A terrible scream at my back. I turn. A long gleam of burnished steel stained with blood spins across the floor of the court. The commotion of paramedics rushing to the scene. No point even looking. I know perfectly well what it is.
Seppuku…
Yukio, theatrical as ever. He swore he’d commit harakiri if they beat us. Dignity as light opera, honor as prop. As if he didn’t know that, worst case, his family would autoclone him. These samurais and their cult of blood…
I’m more worried about Jonathan. And Gopal. They’re perfectly capable of walking out of here calm as can be, and then, far away, jumping into a tank of acid. To leave no traces.
Poor guys…
I feel sorry for them, but life goes on. Some rise, some fall. Each to his own problems. I’m not the captain of Team Earth anymore.
Dear Virgin, I’ll light you a candle at least as big around as my thigh. For all you’ve done and will do for me.
And when Arno wakes up, we’ll go buy three cases of beer each. And find us a good pair of social workers, doesn’t matter how much they charge. Because this is worth celebrating.
It isn’t every day you have this sort of luck: a contract with the League. Now, to travel all over the galaxy. To live.
Now I’m really going to play.
I’m sure Arno thinks the same, he’s so pragmatic.
The pride of Earth, the hope of humans, the revenge of the oppressed…
Screw that.
No we are the champions.
On the best paid team.
The only one that’s really worthwhile.
My mother would be proud of me—I’m sure of it.
The Sacred Tigers
The Ussuri or Amur tiger, Panthera tigris altaica, is the largest feline on Earth. And, after the polar bear, the most powerful living terrestrial carnivore.
It is a tiger subspecies adapted to the cold taiga, its dense fur nearly white with pale brown stripes. It can weigh as much as 650 pounds and measure some ten feet from nose to tail tip.
A beautiful animal that had almost no natural enemies, it was the indisputable king of the taiga—until the advent of man.
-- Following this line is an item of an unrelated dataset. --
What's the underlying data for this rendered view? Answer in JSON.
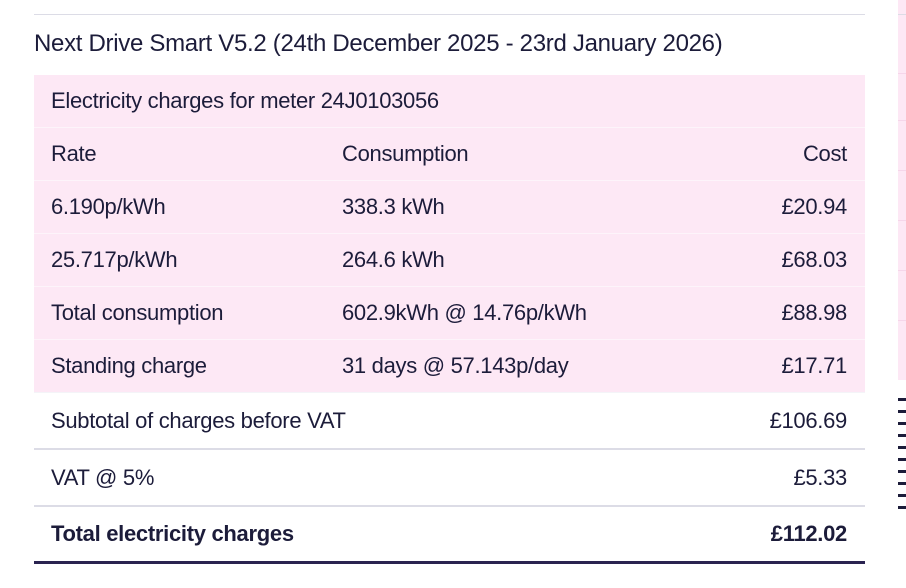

Hunters and herders from the Yakut, Buryat, and other Siberian ethnic groups, who had no weapons but their bone arrows and spears, respected and admired the tiger as the ruler of beasts. To their shamans it was a sacred animal, both tutelary deity and demon, and the highest proof a man could give of his bravery was to hunt one alone.
Then the white man arrived with firearms and money and alcohol. The fur hunters.
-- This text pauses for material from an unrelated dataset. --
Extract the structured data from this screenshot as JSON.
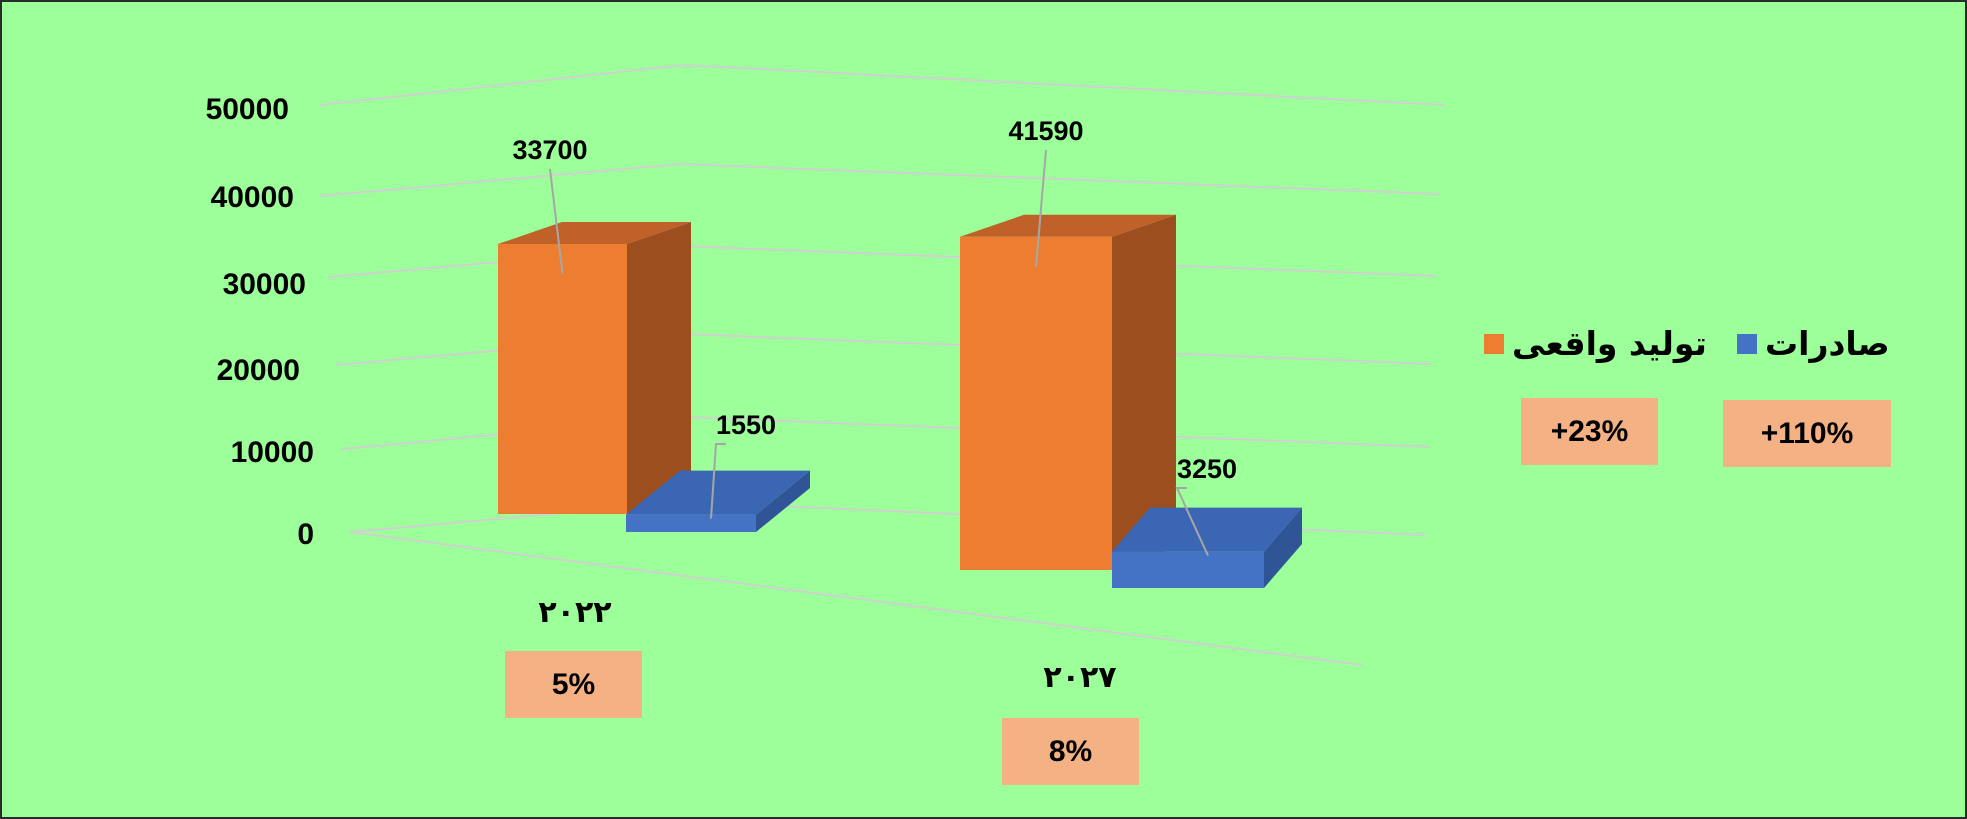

Attracted by the high prices fetched by the valuable black-and-white coats of their gods, hired guns from all over the world joined the semicivilized sons of those very Siberian tribes that so revered the Amur tiger to decimate their numbers, never very large to begin with. Directors of zoos, in whose cages the immense felines played such an important role and attracted such large crowds, took care of the rest. No protective legislation could prevent the disaster.
By the turn of the twenty-first century, the fifty-four remaining Ussuri tigers were living in captivity in various zoos and private parks across the planet. Each was worth hundreds of thousands of dollars.
Then came Contact…
As part of their plan for restoring the ecology, the xenoids skillfully crossbred and cloned the fifty-four survivors, and in a matter of twenty years the population of Siberian tigers had grown to several thousand. Though their genetic diversity had diminished somewhat, the subspecies could be considered rescued.
Nonetheless, P. t. altaica continues to be categorized as a “protected species.” Each specimen is carefully tagged at birth with a locator-transmitter that allows the appropriate department in Planetary Security to track its location and health status second by second, monitoring them with dedicated satellites.
Pity the human who dares hunt one of these priceless white tigers. The minimum penalty, if extenuating circumstances such as self-defense or something along those lines can be proved, is two years in Body Spares.